Car Barbares n’est pas un cas isolé. D’autres séries surfent sur une vision de l’Occident biaisée par le même prisme idéologique moderne. Dans ces séries, tous ceux qui représentent l’Europe en tant que civilisation occidentale sont toujours présentés de manière désavantageuse, avec un mépris pour leurs coutumes, leurs croyances, leurs modes de vie, alors que c’est précisément cette culture gréco-romaine devenue chrétienne qui a forgé le rayonnement de la civilisation européenne. Les séries Vikings, ou même The Last Kingdom, relatant les incursions et invasions scandinaves et danoises en Angleterre et en France, exaltent avant tout le mode de vie des hommes du Nord, opposé à une morale chrétienne présentée de manière rigide, rétrograde, sans saveur. Cela se vérifie encore avec Frontier, où nous suivons les péripéties des trappeurs d’Amérique du Nord et où les Anglais sont tous plus ignobles les uns que les autres. C’est aussi sans compter avec les séries-documentaires Rise of Empire, Ottoman, Tzar, toutes peu ou prou à charge contre l’Occident.

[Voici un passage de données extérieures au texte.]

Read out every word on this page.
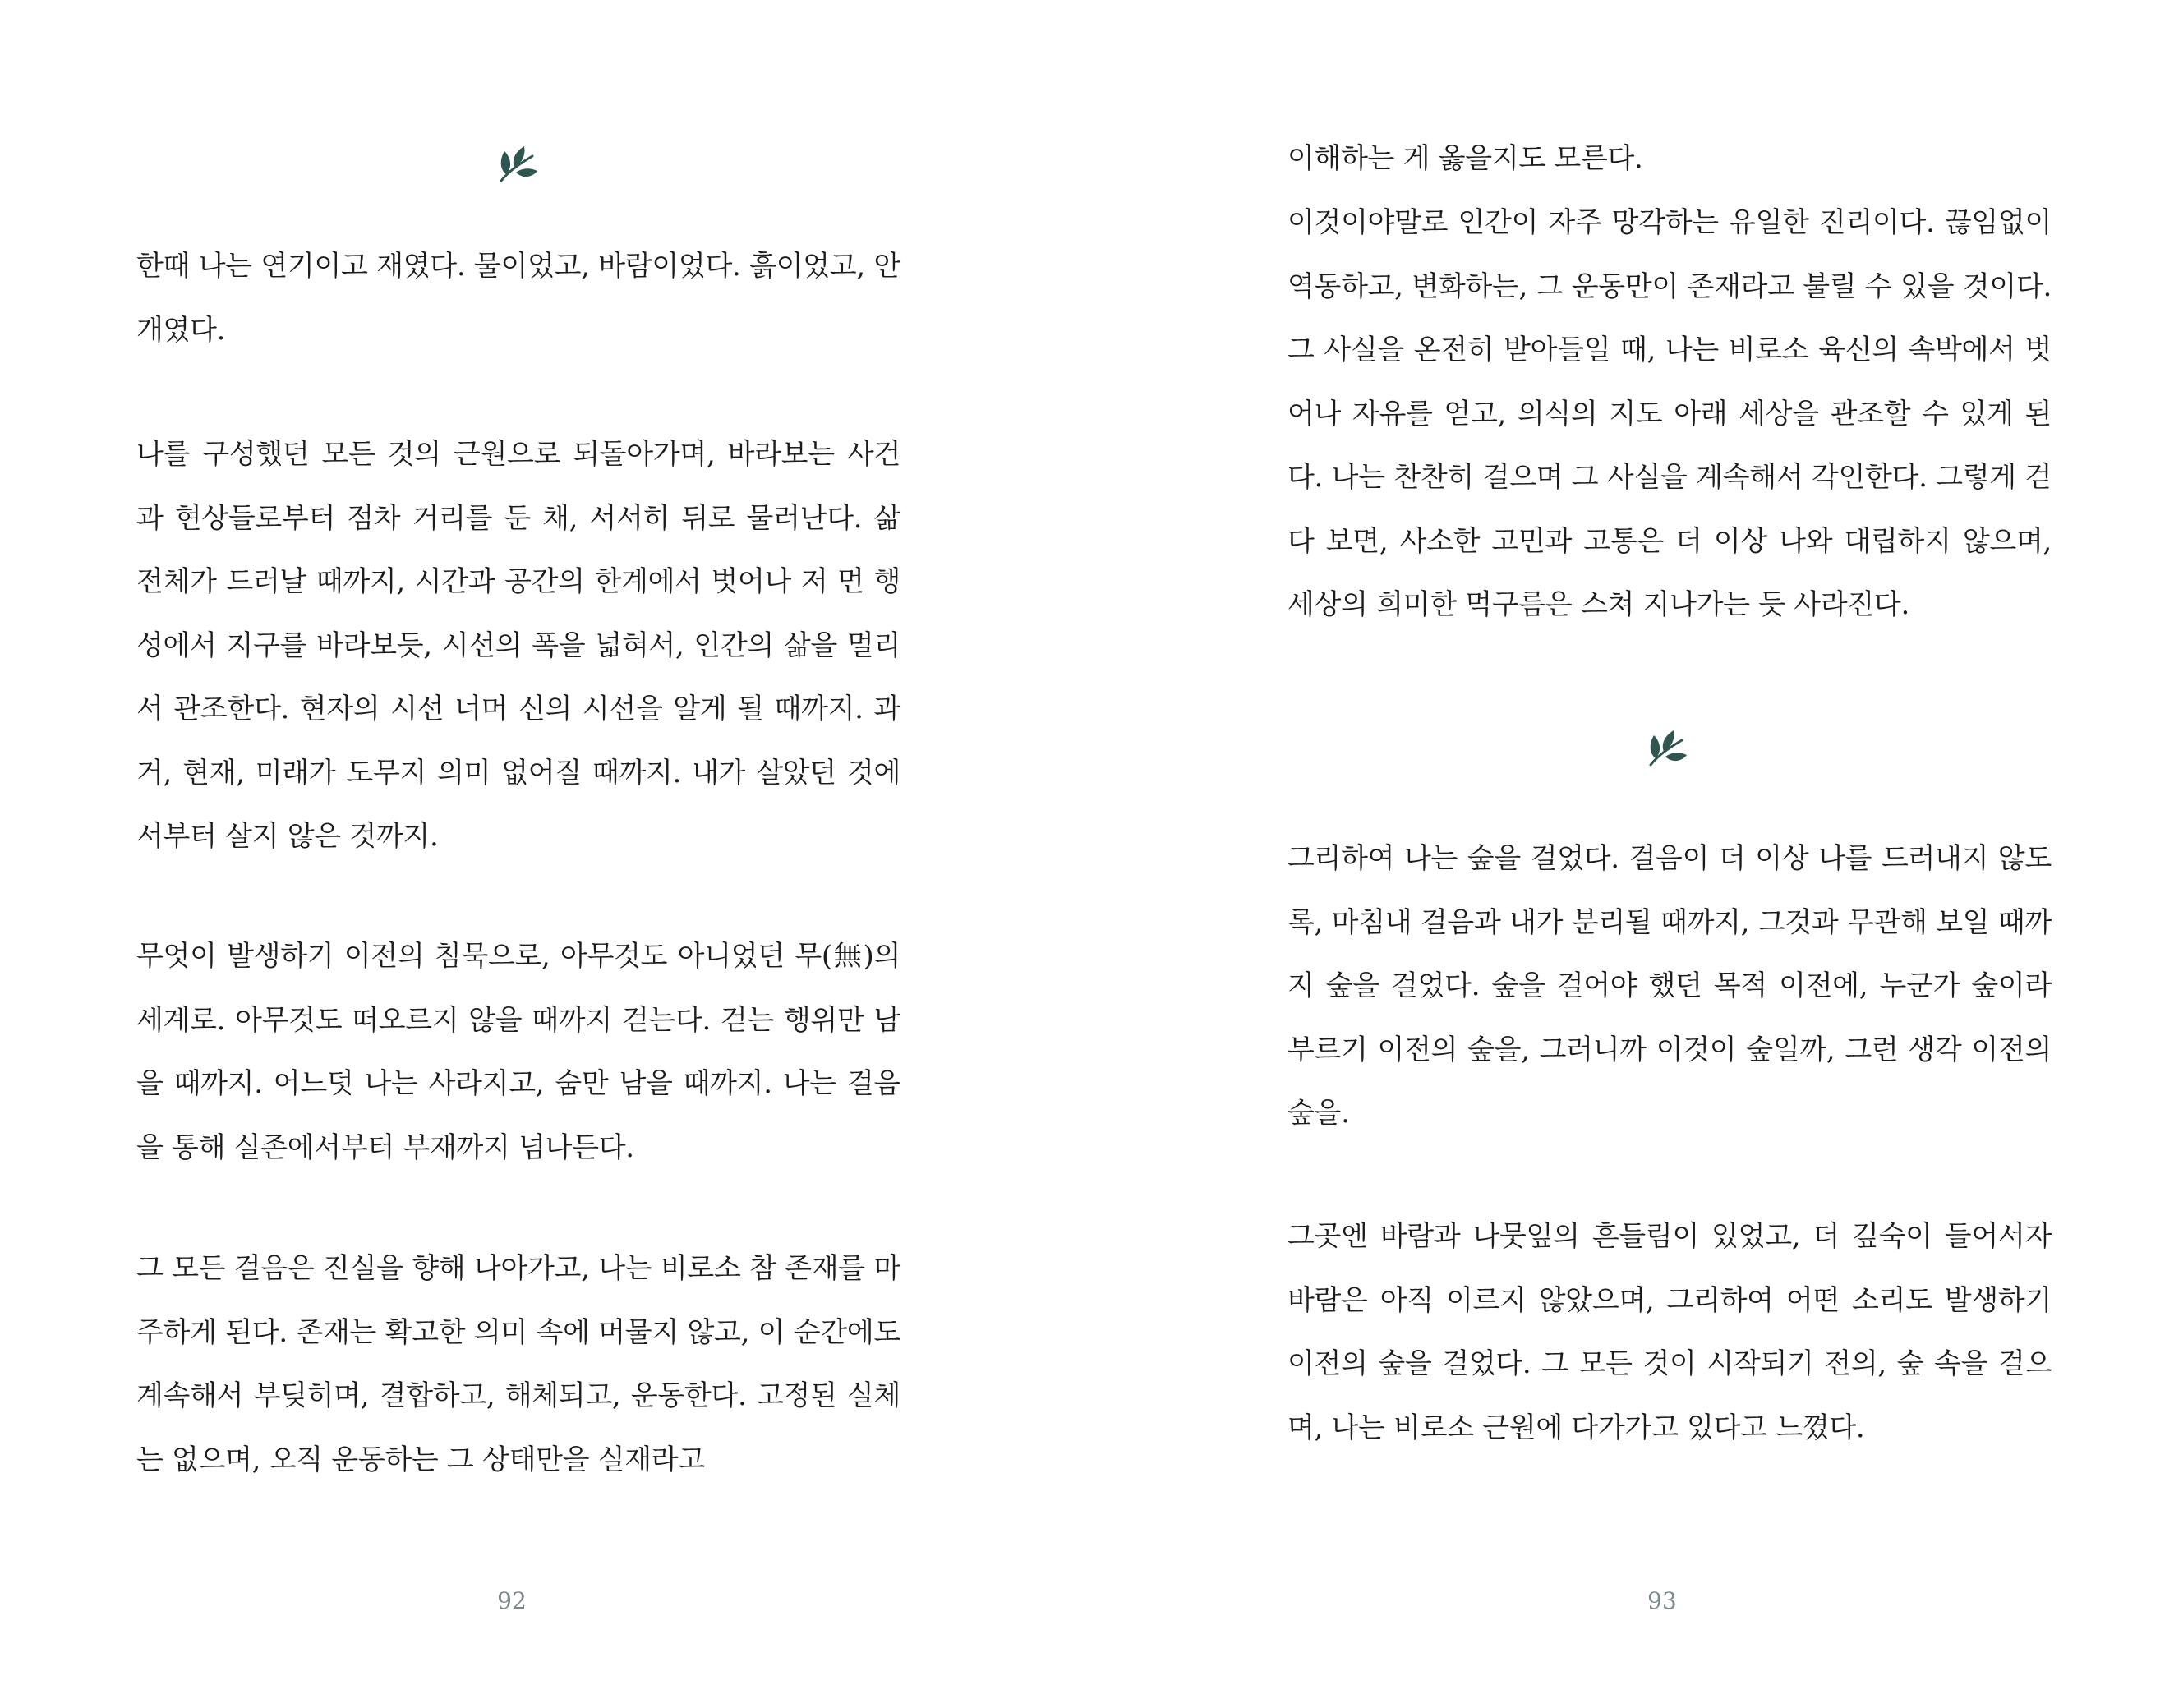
한때 나는 연기이고 재였다. 물이었고, 바람이었다. 흙이었고, 안개였다.

나를 구성했던 모든 것의 근원으로 되돌아가며, 바라보는 사건과 현상들로부터 점차 거리를 둔 채, 서서히 뒤로 물러난다. 삶 전체가 드러날 때까지, 시간과 공간의 한계에서 벗어나 저 먼 행성에서 지구를 바라보듯, 시선의 폭을 넓혀서, 인간의 삶을 멀리서 관조한다. 현자의 시선 너머 신의 시선을 알게 될 때까지. 과거, 현재, 미래가 도무지 의미 없어질 때까지. 내가 살았던 것에서부터 살지 않은 것까지.

무엇이 발생하기 이전의 침묵으로, 아무것도 아니었던 무(無)의 세계로. 아무것도 떠오르지 않을 때까지 걷는다. 걷는 행위만 남을 때까지. 어느덧 나는 사라지고, 숨만 남을 때까지. 나는 걸음을 통해 실존에서부터 부재까지 넘나든다.

그 모든 걸음은 진실을 향해 나아가고, 나는 비로소 참 존재를 마주하게 된다. 존재는 확고한 의미 속에 머물지 않고, 이 순간에도 계속해서 부딪히며, 결합하고, 해체되고, 운동한다. 고정된 실체는 없으며, 오직 운동하는 그 상태만을 실재라고

92

이해하는 게 옳을지도 모른다.

이것이야말로 인간이 자주 망각하는 유일한 진리이다. 끊임없이 역동하고, 변화하는, 그 운동만이 존재라고 불릴 수 있을 것이다. 그 사실을 온전히 받아들일 때, 나는 비로소 육신의 속박에서 벗어나 자유를 얻고, 의식의 지도 아래 세상을 관조할 수 있게 된다. 나는 찬찬히 걸으며 그 사실을 계속해서 각인한다. 그렇게 걷다 보면, 사소한 고민과 고통은 더 이상 나와 대립하지 않으며, 세상의 희미한 먹구름은 스쳐 지나가는 듯 사라진다.

그리하여 나는 숲을 걸었다. 걸음이 더 이상 나를 드러내지 않도록, 마침내 걸음과 내가 분리될 때까지, 그것과 무관해 보일 때까지 숲을 걸었다. 숲을 걸어야 했던 목적 이전에, 누군가 숲이라 부르기 이전의 숲을, 그러니까 이것이 숲일까, 그런 생각 이전의 숲을.

그곳엔 바람과 나뭇잎의 흔들림이 있었고, 더 깊숙이 들어서자 바람은 아직 이르지 않았으며, 그리하여 어떤 소리도 발생하기 이전의 숲을 걸었다. 그 모든 것이 시작되기 전의, 숲 속을 걸으며, 나는 비로소 근원에 다가가고 있다고 느꼈다.

93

C’est ainsi que l’Histoire nous est contée. Elle n’est pas flatteuse pour le génie européen, et elle prend soin d’annihiler tout sentiment de fierté que pourraient nous inspirer les exploits de nos ancêtres.

Netflix, avec ses séries historiques, participe insidieusement à la «Cancel culture». Elle redéfinit l’idée que nous nous faisons de notre passé. Elle efface peu à peu de l’imaginaire collectif le fait que l’Europe s’est bâtie sur l’extraordinaire fécondité de sa culture chrétienne, dont le soubassement civilisationnel demeure l’Empire romain.

Pierre-Thomas Boutet

 


1 – Les equites sont l’ordre équestre chez les Romains, une sorte d’ancêtres des chevaliers médiévaux.

2 – Voir la critique de Barbares sur allocine.fr.

3 – Globalement, la presse a apprécié la série, sans convaincre pour autant les plus exigeants sur le plan scénaristique et historique (Voir sur premiere.fr).

4 – Terme employé en littérature et dans les arts en général, «climax» désigne au cinéma une apogée du scénario, où le héros est confronté à une situation ultime, sans retour possible, qui le conduira au dénouement final.

5 – Yann Le Bohec, historien et épigraphiste, professeur émérite à l’université Paris IV-Sorbonne, explique dans une conférence donnée à Bordeaux le 20 octobre 2017 comment Rome, en passant des alliances, adopta «une stratégie offensive sans le dire» et attaqua quand ses alliés étaient en difficulté. Stratégie éprouvée dans de nombreux conflits (voir clionautes.org).